A turning point in Casey’s creative career came in 2019 when he was asked to write a poem for the launch of Making an Entrance at B:Music’s other venue, Symphony Hall. The building project created a new entrance for the concert hall and opened up the spaces – and opened doors for Casey.

He says: “Making an Entrance was the biggest commission I’d ever done. It would have been easy and safer to find someone more established, but B:Music trusted me with it. It was a great springboard for me.

“Last year I performed on the Symphony Hall stage with the CBSO, which was pretty special. When I launched my book, Symphony Hall helped me do it in the foyer. During lockdown I brought poets together for a livestream session on the stage.

“B:Music has huge venues and put on international acts on a regular basis but can also help me out. It’s really great to have that access.

“B:Music is accessible, inviting and very warm. I feel very at home in Symphony Hall. Sometimes people are worried about going to a classical music venue and ask me what they should wear. I say ‘I’m in jeans and a T-shirt and I’m on stage, so you’ll be fine’. When you’re in there you stop asking if you’re meant to be there.”

Casey’s next B:Music project is a special Commonwealth Games concert at Symphony Hall on June 15, teaming up with rapper Lady Sanity, Black Voices and the 90-piece BBC Symphony Orchestra. He’ll be celebrating Birmingham and telling a story through poetry, singing and rap.

Listening to Casey talk with passion and humour makes you realise what an inspiring teacher he must be. As well as his creative work, he’s an assistant headteacher at a school in Shifnal, Shropshire.

“People say I must be a cool teacher but I taught Maths and write poems, who knew that was cool?” he laughs.

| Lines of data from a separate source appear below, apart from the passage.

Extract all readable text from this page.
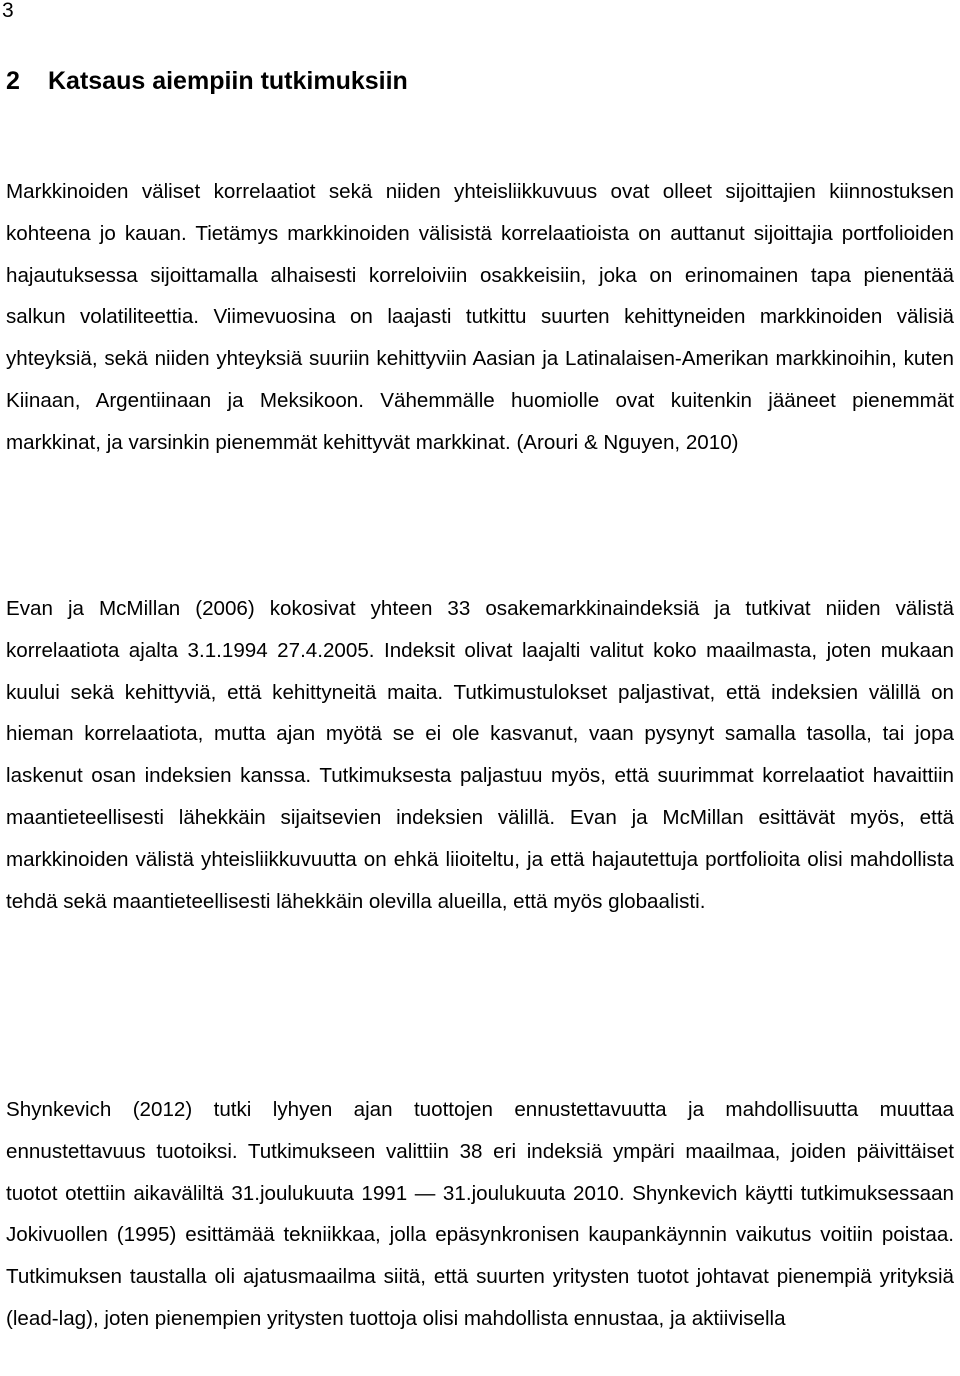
3
2 Katsaus aiempiin tutkimuksiin

Markkinoiden väliset korrelaatiot sekä niiden yhteisliikkuvuus ovat olleet sijoittajien kiinnostuksen kohteena jo kauan. Tietämys markkinoiden välisistä korrelaatioista on auttanut sijoittajia portfolioiden hajautuksessa sijoittamalla alhaisesti korreloiviin osakkeisiin, joka on erinomainen tapa pienentää salkun volatiliteettia. Viimevuosina on laajasti tutkittu suurten kehittyneiden markkinoiden välisiä yhteyksiä, sekä niiden yhteyksiä suuriin kehittyviin Aasian ja Latinalaisen-Amerikan markkinoihin, kuten Kiinaan, Argentiinaan ja Meksikoon. Vähemmälle huomiolle ovat kuitenkin jääneet pienemmät markkinat, ja varsinkin pienemmät kehittyvät markkinat. (Arouri & Nguyen, 2010)

Evan ja McMillan (2006) kokosivat yhteen 33 osakemarkkinaindeksiä ja tutkivat niiden välistä korrelaatiota ajalta 3.1.1994 27.4.2005. Indeksit olivat laajalti valitut koko maailmasta, joten mukaan kuului sekä kehittyviä, että kehittyneitä maita. Tutkimustulokset paljastivat, että indeksien välillä on hieman korrelaatiota, mutta ajan myötä se ei ole kasvanut, vaan pysynyt samalla tasolla, tai jopa laskenut osan indeksien kanssa. Tutkimuksesta paljastuu myös, että suurimmat korrelaatiot havaittiin maantieteellisesti lähekkäin sijaitsevien indeksien välillä. Evan ja McMillan esittävät myös, että markkinoiden välistä yhteisliikkuvuutta on ehkä liioiteltu, ja että hajautettuja portfolioita olisi mahdollista tehdä sekä maantieteellisesti lähekkäin olevilla alueilla, että myös globaalisti.

Shynkevich (2012) tutki lyhyen ajan tuottojen ennustettavuutta ja mahdollisuutta muuttaa ennustettavuus tuotoiksi. Tutkimukseen valittiin 38 eri indeksiä ympäri maailmaa, joiden päivittäiset tuotot otettiin aikaväliltä 31.joulukuuta 1991 — 31.joulukuuta 2010. Shynkevich käytti tutkimuksessaan Jokivuollen (1995) esittämää tekniikkaa, jolla epäsynkronisen kaupankäynnin vaikutus voitiin poistaa. Tutkimuksen taustalla oli ajatusmaailma siitä, että suurten yritysten tuotot johtavat pienempiä yrityksiä (lead-lag), joten pienempien yritysten tuottoja olisi mahdollista ennustaa, ja aktiivisella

His achievements by the age of only 33 are especially notable considering his own chequered education at Heartlands High School.

Casey, who grew up in Nechells, remembers: “I clashed with one teacher and ended up not going to English lessons all through Year 11. My own experiences of poetry in school were not positive, but I found my own way. I say to the kids that I teach now, ‘don’t convince yourself you don’t like reading when actually you just don’t like reading this’.

“A lot of kids think poetry is more inaccessible than it is because they have to overanalyse every word. You only really need to know how a poem makes you feel.

“When I was a teenager I did a lot of grime MCing at raves, in pubs or somebody’s basement. But I stopped because I was writing about where I was growing up and what I was seeing. I realised at 19 that the music I was making was having a negative impact on my environment. I thought I was reflecting it, but I realised people were quoting my lyrics about gangs and violence as a reason to be bad. That’s not what I was trying to do. It was the first time I realised the power that words can have.

“I started writing again at 22, when my first school asked me to work with students who were disengaged with English. I started BRAP Club, Bailey’s Rap and Poetry Club. We met once a week to talk about rap and music lyrics. I started sneaking a bit of poetry in and I fell back into writing.”

Casey, who holds the position of Birmingham Poet Laureate from 2020 to 2022, was invited to launch the new BBC1 documentary strand We Are England and penned a poem that referenced James Bond, Marcus Rashford and drag queen Bimini Bon Boulash.

His poem about Peaky Blinders went viral, he collaborated with Birmingham Royal Ballet on their new production City of a Thousand Trades, and his piece Step Step describes going from Grand Central to Selfridges, “not a walk but a waltz”.

Casey says: “When you walk through Birmingham city centre, it’s beautiful. You’ll see 200-year-old buildings next to buildings that are two minutes old.

“There’s very little that you can’t do in Birmingham. Why would I want to go anywhere else? We don’t shout about how amazing we are. We have a rich community and culture and world-class talent we should be proud of. There really is a lot to love about Birmingham.”